At that scale you can start checking valence, targeting, impact. It’s easy enough for a network analysis to show whether certain material is starting fights for example, and stuff that starts fights can be rated up. You can find what shares well and produces cynicism in rural counties if you want. Facebook’s staff will even help you with some of that.

In short, the social media audience becomes one big training pool for your clickbait or disinfo machine. And since there is enough information from the human training to model what humans click on, that process can be amplified via generative adversarial networks, just like with our tables.

It doesn’t stop there. The actual articles can be written by ML, with their opening grafs adjusted for maximum impact. Videos can be automatically generated off of popular articles and flood YouTube.

Even the bots can get less distinguishable. An article in the New York Times today details the work being done in ML face generation, where believable fake faces are generated. Right now the process is slow, partially because it relies solely on GAN, and because it’s processor intensive. But imagine generating out a 1,000 fake faces for your bot avatars and tracking which ones get the most shares, then regenerating a thousand more based on that and updating. Or even easier, autogenerating and re-generating user bios.

You don’t even need to hand-grow the faces, as with the NYT article. You could generate 1.000 morphs, or combos of existing faces.

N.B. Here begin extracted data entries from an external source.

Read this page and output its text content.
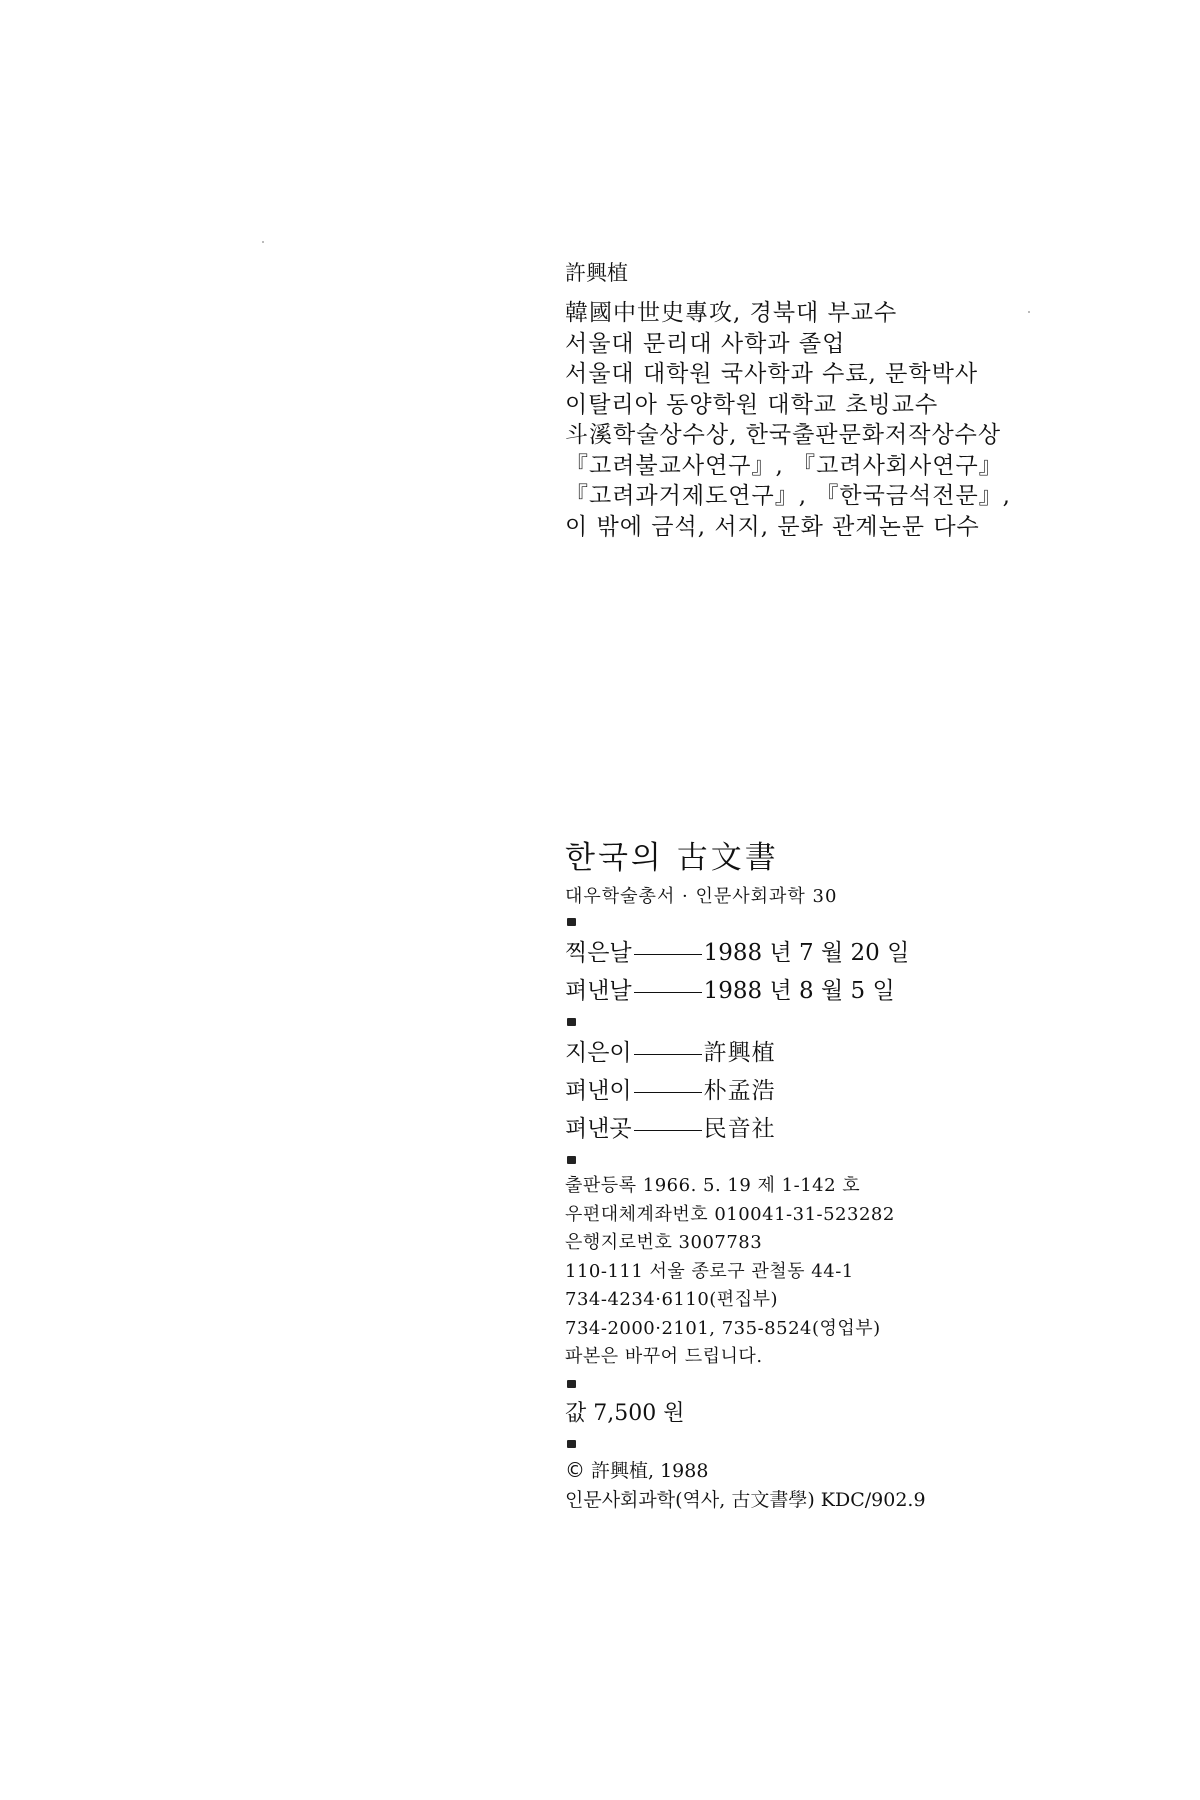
許興植
韓國中世史專攻, 경북대 부교수
서울대 문리대 사학과 졸업
서울대 대학원 국사학과 수료, 문학박사
이탈리아 동양학원 대학교 초빙교수
斗溪학술상수상, 한국출판문화저작상수상
『고려불교사연구』, 『고려사회사연구』
『고려과거제도연구』, 『한국금석전문』,
이 밖에 금석, 서지, 문화 관계논문 다수
한국의 古文書
대우학술총서 · 인문사회과학 30
찍은날	1988 년 7 월 20 일
펴낸날	1988 년 8 월 5 일
지은이	許興植
펴낸이	朴孟浩
펴낸곳	民音社
출판등록 1966. 5. 19 제 1-142 호
우편대체계좌번호 010041-31-523282
은행지로번호 3007783
110-111 서울 종로구 관철동 44-1
734-4234·6110(편집부)
734-2000·2101, 735-8524(영업부)
파본은 바꾸어 드립니다.
값 7,500 원
© 許興植, 1988
인문사회과학(역사, 古文書學) KDC/902.9
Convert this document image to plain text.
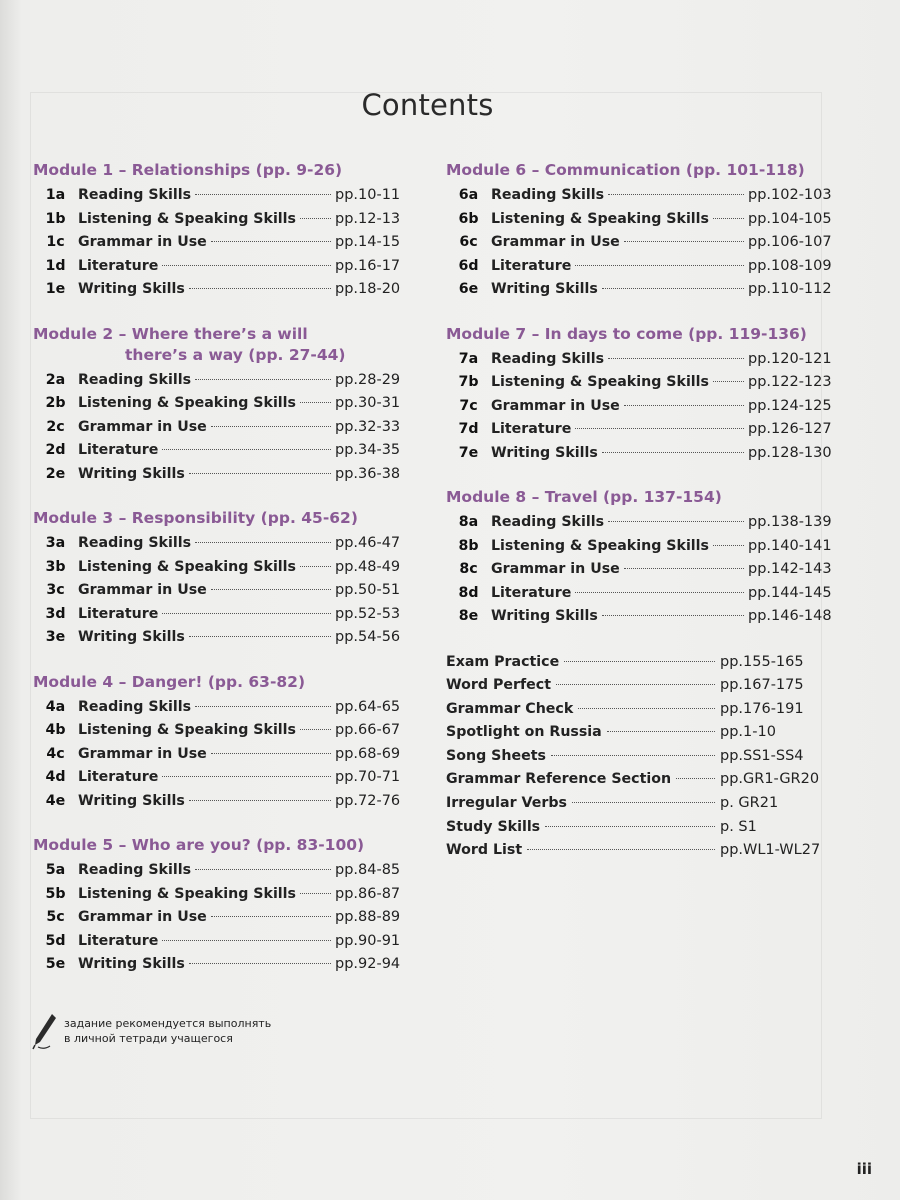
Contents
Module 1 – Relationships (pp. 9-26)
1a Reading Skills	pp.10-11
1b Listening & Speaking Skills	pp.12-13
1c Grammar in Use	pp.14-15
1d Literature	pp.16-17
1e Writing Skills	pp.18-20
Module 2 – Where there’s a will
there’s a way (pp. 27-44)
2a Reading Skills	pp.28-29
2b Listening & Speaking Skills	pp.30-31
2c Grammar in Use	pp.32-33
2d Literature	pp.34-35
2e Writing Skills	pp.36-38
Module 3 – Responsibility (pp. 45-62)
3a Reading Skills	pp.46-47
3b Listening & Speaking Skills	pp.48-49
3c Grammar in Use	pp.50-51
3d Literature	pp.52-53
3e Writing Skills	pp.54-56
Module 4 – Danger! (pp. 63-82)
4a Reading Skills	pp.64-65
4b Listening & Speaking Skills	pp.66-67
4c Grammar in Use	pp.68-69
4d Literature	pp.70-71
4e Writing Skills	pp.72-76
Module 5 – Who are you? (pp. 83-100)
5a Reading Skills	pp.84-85
5b Listening & Speaking Skills	pp.86-87
5c Grammar in Use	pp.88-89
5d Literature	pp.90-91
5e Writing Skills	pp.92-94
Module 6 – Communication (pp. 101-118)
6a Reading Skills	pp.102-103
6b Listening & Speaking Skills	pp.104-105
6c Grammar in Use	pp.106-107
6d Literature	pp.108-109
6e Writing Skills	pp.110-112
Module 7 – In days to come (pp. 119-136)
7a Reading Skills	pp.120-121
7b Listening & Speaking Skills	pp.122-123
7c Grammar in Use	pp.124-125
7d Literature	pp.126-127
7e Writing Skills	pp.128-130
Module 8 – Travel (pp. 137-154)
8a Reading Skills	pp.138-139
8b Listening & Speaking Skills	pp.140-141
8c Grammar in Use	pp.142-143
8d Literature	pp.144-145
8e Writing Skills	pp.146-148
Exam Practice	pp.155-165
Word Perfect	pp.167-175
Grammar Check	pp.176-191
Spotlight on Russia	pp.1-10
Song Sheets	pp.SS1-SS4
Grammar Reference Section	pp.GR1-GR20
Irregular Verbs	p. GR21
Study Skills	p. S1
Word List	pp.WL1-WL27
задание рекомендуется выполнять
в личной тетради учащегося
iii
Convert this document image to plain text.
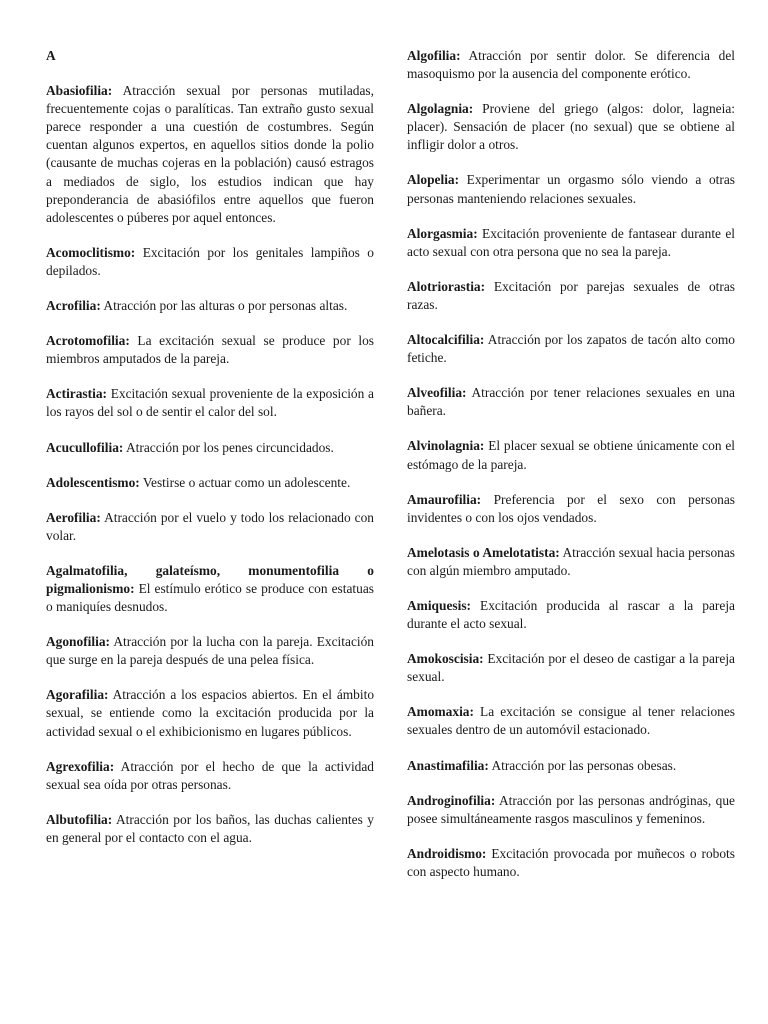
A

Abasiofilia: Atracción sexual por personas mutiladas, frecuentemente cojas o paralíticas. Tan extraño gusto sexual parece responder a una cuestión de costumbres. Según cuentan algunos expertos, en aquellos sitios donde la polio (causante de muchas cojeras en la población) causó estragos a mediados de siglo, los estudios indican que hay preponderancia de abasiófilos entre aquellos que fueron adolescentes o púberes por aquel entonces.

Acomoclitismo: Excitación por los genitales lampiños o depilados.

Acrofilia: Atracción por las alturas o por personas altas.

Acrotomofilia: La excitación sexual se produce por los miembros amputados de la pareja.

Actirastia: Excitación sexual proveniente de la exposición a los rayos del sol o de sentir el calor del sol.

Acucullofilia: Atracción por los penes circuncidados.

Adolescentismo: Vestirse o actuar como un adolescente.

Aerofilia: Atracción por el vuelo y todo los relacionado con volar.

Agalmatofilia, galateísmo, monumentofilia o pigmalionismo: El estímulo erótico se produce con estatuas o maniquíes desnudos.

Agonofilia: Atracción por la lucha con la pareja. Excitación que surge en la pareja después de una pelea física.

Agorafilia: Atracción a los espacios abiertos. En el ámbito sexual, se entiende como la excitación producida por la actividad sexual o el exhibicionismo en lugares públicos.

Agrexofilia: Atracción por el hecho de que la actividad sexual sea oída por otras personas.

Albutofilia: Atracción por los baños, las duchas calientes y en general por el contacto con el agua.

Algofilia: Atracción por sentir dolor. Se diferencia del masoquismo por la ausencia del componente erótico.

Algolagnia: Proviene del griego (algos: dolor, lagneia: placer). Sensación de placer (no sexual) que se obtiene al infligir dolor a otros.

Alopelia: Experimentar un orgasmo sólo viendo a otras personas manteniendo relaciones sexuales.

Alorgasmia: Excitación proveniente de fantasear durante el acto sexual con otra persona que no sea la pareja.

Alotriorastia: Excitación por parejas sexuales de otras razas.

Altocalcifilia: Atracción por los zapatos de tacón alto como fetiche.

Alveofilia: Atracción por tener relaciones sexuales en una bañera.

Alvinolagnia: El placer sexual se obtiene únicamente con el estómago de la pareja.

Amaurofilia: Preferencia por el sexo con personas invidentes o con los ojos vendados.

Amelotasis o Amelotatista: Atracción sexual hacia personas con algún miembro amputado.

Amiquesis: Excitación producida al rascar a la pareja durante el acto sexual.

Amokoscisia: Excitación por el deseo de castigar a la pareja sexual.

Amomaxia: La excitación se consigue al tener relaciones sexuales dentro de un automóvil estacionado.

Anastimafilia: Atracción por las personas obesas.

Androginofilia: Atracción por las personas andróginas, que posee simultáneamente rasgos masculinos y femeninos.

Androidismo: Excitación provocada por muñecos o robots con aspecto humano.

Just as with the last wave of disinformation the first adopters of this stuff will be the clickbait farms, finding new and more effective means to get us to sites selling dietary supplements, or watch weird autogenerated YouTube videos. There will be a flood of low-information ML-based content. But from there it will be weaponized, and used to suppress speech and manipulate public opinion.

These different elements of ML-based gaming of the system have different ETAs, and I’m not saying all of this is imminent. Some of it is quite far off. But I am saying it is unavoidable. You have machine learning — which loves short and simple feedback loops — and you have social media, which has a business model and interface built around those loops. The two things fit together like a lock and a key. And once these two things come together it is likely to have a profoundly detrimental effect on online culture, and make our current mess seem quite primitive by comparison.